Airport warning as most Brits have no idea about new security rule | Travel News | Travel

A travel expert has issued a warning that four out of five Brits are clueless about a new security rule introduced this year.

The Government had earlier announced that major airports would have to implement new scanners by June 1, allowing passengers to carry two litres of liquids in their hand luggage and keep items like laptops in their bags.

Despite the original deadline being pushed back from 2022, several airports including Stansted, Heathrow, Gatwick and Manchester have confessed they will not meet next week’s deadline.

On the other hand, smaller airports such as Teesside, London City, Birmingham and Newcastle have installed the new security screening technology and anticipate going live on schedule.

This disparity in readiness among airports has left passengers baffled about what they can and cannot bring to the airport.

A survey conducted by AirAdvisor and exclusively shared with the Mirror revealed that a staggering 83% of people are oblivious to the changes in the 100ml liquid rules at airports this summer.

The new regulation will permit passengers to carry two litres of liquids in their hand luggage on planes.

This change will be applicable to UK airports, but rules at other destinations or for return journeys to the UK may still apply.

The existing rule, which allows passengers to carry liquids under 100ml in their hand luggage in a sealed 20cm x 20cm bag not exceeding one litre, will remain in effect until at least June 1.

Despite the majority of passengers not keeping up with minor changes in the aviation sector, many travellers may mistakenly believe that the 100ml liquid rule will be abolished at all UK airports from June 1. However, this is not the case.

Anton Radchenko, founder and CEO of AirAdvisor, warned: “Considering this rule holds significant importance and will redefine how we travel, people should be aware of it.”

The only airports set to ditch the 100ml liquid rule this summer are London City, Newcastle, and Teesside, due to their early adoption of 3-D CT scanners.

Birmingham also falls into this category, being the sole major airport to meet the target date of June 1.

Other key airports such as Heathrow, Gatwick, and Manchester are lagging behind schedule and are anticipated to implement the rule within the initial months of 2025.

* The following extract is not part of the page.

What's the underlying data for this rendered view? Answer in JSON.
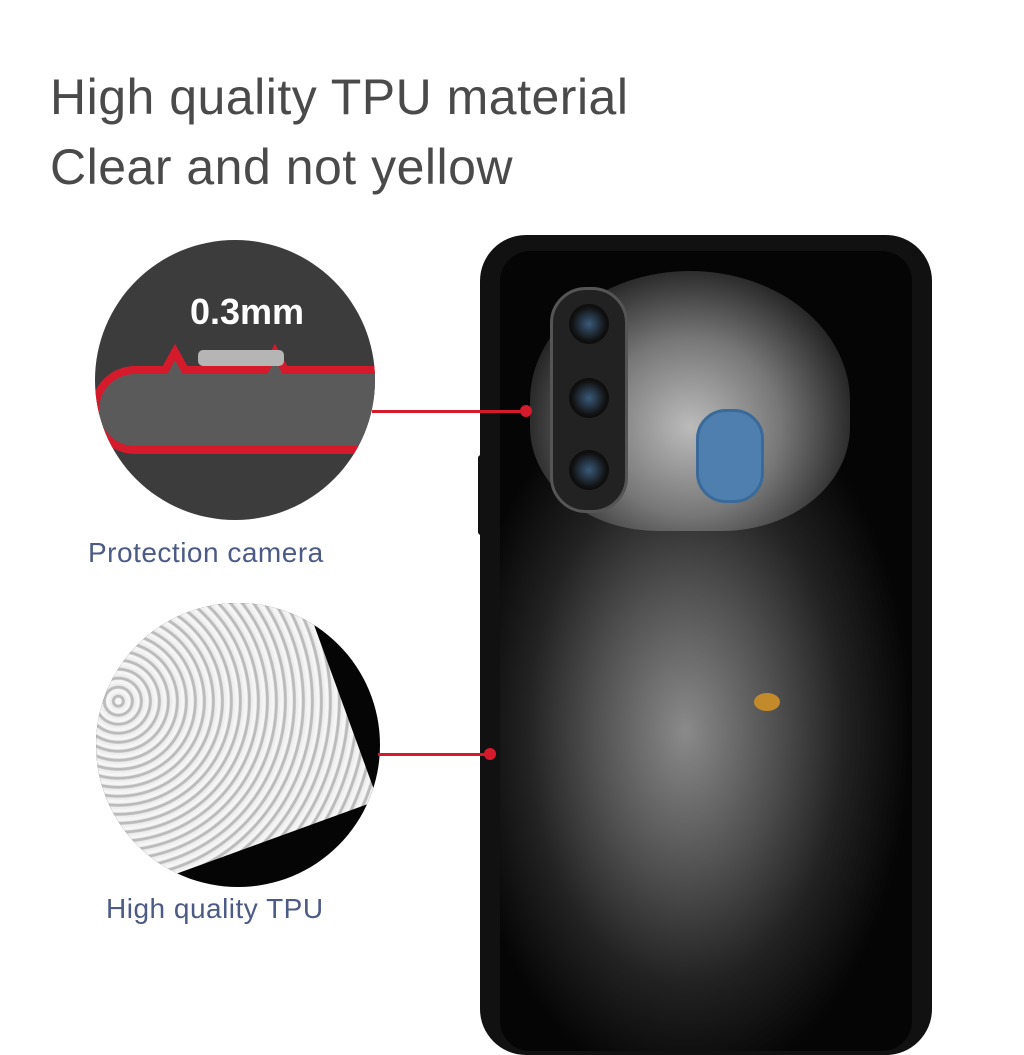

A survey revealed that a staggering 97% of respondents were unaware of which airports will be abolishing the 100ml liquid rules this summer.

“If you’re travelling through any of these airports, the old rules will still apply to you even if you’re travelling to/from London City, Newcastle, and Teesside, which have scrapped the 100ml liquid rule,” cautioned Anton. “Passengers flying on this route must be vigilant and aware that old rules will still apply this summer.”

With a significant number of travellers still in the dark about the recent rule changes, chaos could ensue at airports.

“I don’t think airlines are prepared for it,” Anton remarked. “Airlines are also to blame for this confusion because they hardly keep their passengers informed with relevant updates.”

The survey revealed a palpable dissatisfaction with customer service, as a whopping 77% of participants rated airlines’ customer support as poor.

“Unless airlines communicate proactively with their passengers and inform them that the old hand luggage rules will stand in place this summer, there will be confusion,” Anton cautioned. “Ideally, they should send SMS [messages], emails, and call alerts to ticket-holders and previous passengers alike.”

According to the survey, the most daunting aspect of summer air travel for respondents is adapting to the new 100ml rules (42%), followed by delays and cancellations (34%), airport congestion (13%), lost luggage (7%), and missed flights (3%).

With airlines potentially failing to communicate effectively during the busy season, passengers themselves might inadvertently contribute to airport delays.

Anton suggested: “Apart from proactive communication, I recommend airlines leverage social media channels like Facebook, Instagram, and Twitter to spread the message to the general audience and create awareness.

“Airlines should also make use of help desks to assist passengers, as not all will have access to social media. Considering it’s busy summer travel season, airlines and airports should be prepared with more customer support staff to avoid confusion, save time, and streamline the airport security process.”